Educents UX Fixes

Educents is a ventured-backed marketplace to help homeschool parents discover educational resources provided by a community of independent sellers and small businesses. My role as a product designer was to design and fix the overall user experience across the e-commerce platform.

2016 — 2018
Product Design, User Research

 

Mobile Product Pages

Our current mobile pages followed the responsive design based from our web layout. The first initial screen was dominated by the product image, which didn't provide a lot of context. While analyzing our competitor's mobile designs, it was interesting learning how they structure the importance of their business plans through the hierarchy in information architecture. Using this method, I wanted to focus on the content of the product page and the seller's storefront, to display we are an educational marketplace.

 

List View (web & mobile)

List view provides more context/details of the product and is preferred for reading comprehension rather than image. Grid view provides users making it best suited for visual content — usually the images dominate most of the cell space.

Like most e-commerce platforms, our products were displayed in a grid-view format. Because we sold books and curriculum bundles on our platform, we believed the images didn't give much context to the user when searching for products.

Creating a list view format will allow:
1. Better prioritization
If we prioritize information according to user needs then we achieve better scanability and guidance because the user can see all relevant information at a glance and much quicker.

2. More listings (mobile)
If we provide more listings on the screen then we can provide better comparability and offer more diversity on our platform because users like to compare a lot of listings on the result page.
 

 

Problems at glance: our current check out page contained many dev bugs and errors, confusing the user, which affected our low ATC and a high number of bounce rates. It took an average time of 5-8 minutes for a user to place order (based on full story). The design contained many errors within the pop-up features and it was difficult to use.

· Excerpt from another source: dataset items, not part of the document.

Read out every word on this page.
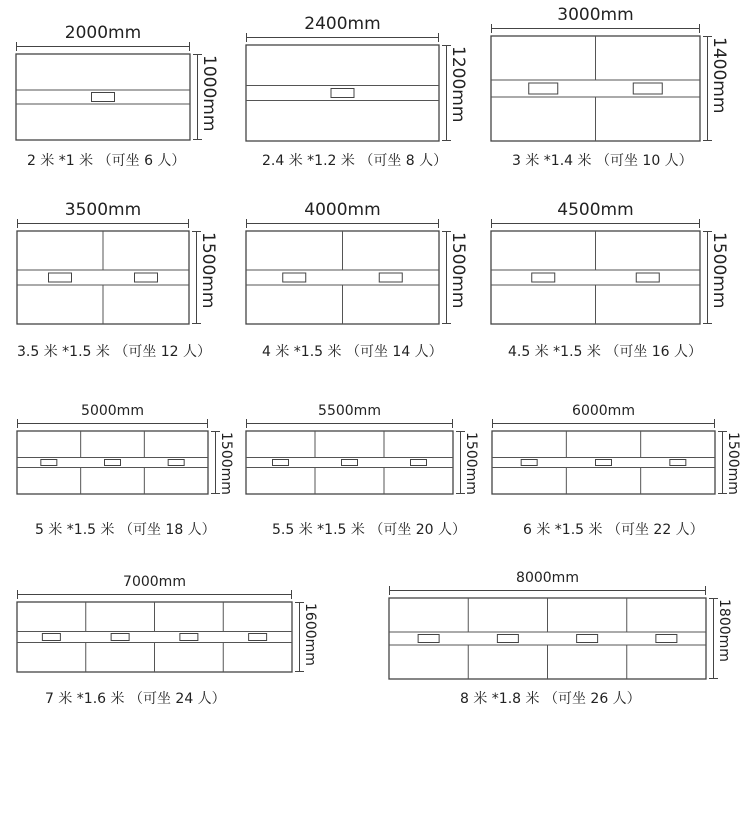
2000mm
1000mm
2 米 *1 米 （可坐 6 人）
2400mm
1200mm
2.4 米 *1.2 米 （可坐 8 人）
3000mm
1400mm
3 米 *1.4 米 （可坐 10 人）
3500mm
1500mm
3.5 米 *1.5 米 （可坐 12 人）
4000mm
1500mm
4 米 *1.5 米 （可坐 14 人）
4500mm
1500mm
4.5 米 *1.5 米 （可坐 16 人）
5000mm
1500mm
5 米 *1.5 米 （可坐 18 人）
5500mm
1500mm
5.5 米 *1.5 米 （可坐 20 人）
6000mm
1500mm
6 米 *1.5 米 （可坐 22 人）
7000mm
1600mm
7 米 *1.6 米 （可坐 24 人）
8000mm
1800mm
8 米 *1.8 米 （可坐 26 人）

We implemented a template with built-in payment and check-out functionalities and kept it simple and feasible with a one page layout. The built-in template also included a guest check out feature, which was ascent in the previous design.

Check out

 

Our seller dashboard redesign was our attempt to make it easier for small businesses to sell their products on the platform, including providing features to make it easier for users to manage their products and promote their store. After the new design was implemented, we received user feedback on the confusing use of our product upload feature. Our operations team suggested we provided more coach marks on each step to help guide users during their process. The new layout gives a more organized section on the left, enough room for guidance and extra text.